Published: Thu, 06/09/11

 
 
Email #93
   Social Leader Daily by Oliver DeMille
 
The Class Divide
 

Two Approaches to the Class Divide

Socrates hit on a great truth when he said of political societies:

 "Any city, however small, is in fact divided in two, one the city of the poor, the other of the rich: these are at war with each other." 

Marx and Madison agreed on this point, but they disagreed about how to overcome it. 

Marx wanted to take the possessions of all and distribute them equally. 

Madison wanted to create a truly free and classless society where all would be equal before the law and free to pursue their differences at will--as long as they didn't hurt anyone in the process. In Madison's model there would be economic classes but all people would belong to the same political class.

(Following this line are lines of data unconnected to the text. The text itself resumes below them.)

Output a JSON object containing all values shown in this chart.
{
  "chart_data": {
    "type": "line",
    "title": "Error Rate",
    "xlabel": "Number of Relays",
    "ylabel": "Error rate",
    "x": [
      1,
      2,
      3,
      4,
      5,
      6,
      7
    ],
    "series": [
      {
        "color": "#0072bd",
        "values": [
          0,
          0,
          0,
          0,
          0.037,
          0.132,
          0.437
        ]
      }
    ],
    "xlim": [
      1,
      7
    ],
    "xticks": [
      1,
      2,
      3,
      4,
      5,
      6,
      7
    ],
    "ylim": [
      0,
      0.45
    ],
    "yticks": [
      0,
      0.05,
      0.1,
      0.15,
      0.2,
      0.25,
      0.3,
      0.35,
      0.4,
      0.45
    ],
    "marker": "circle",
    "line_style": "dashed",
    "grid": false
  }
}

Marx's approach has been attempted many times, and all have failed. In fact, the divide between rich and poor has nearly always increased the gulf between classes. Some say that Marx's ideal has never been fully applied, but this begs the question: if his system is good, why can't any who have attempted it find success? Why is it so impossible to get right?

Where Madison's approach has been attempted, it has sometimes worked and other times failed. No perfect society has yet come from either perspective, but the Madisonian approach in the U.S. Constitution created the most free and prosperous people in all of history.

It turns out there is a drastic difference between the rich vs. poor in non-free societies and the rich vs. poor in truly free nations. 

In a sense, then, Socrates was wrong. Each city may have rich and poor, but when the society is truly free they are not at war with each other. Indeed, where real freedom exists the poor side of the city is always shrinking and the rich side grows. 

Constitutional freedom is clearly not perfect, but it is certainly better than any of the alternatives yet attempted.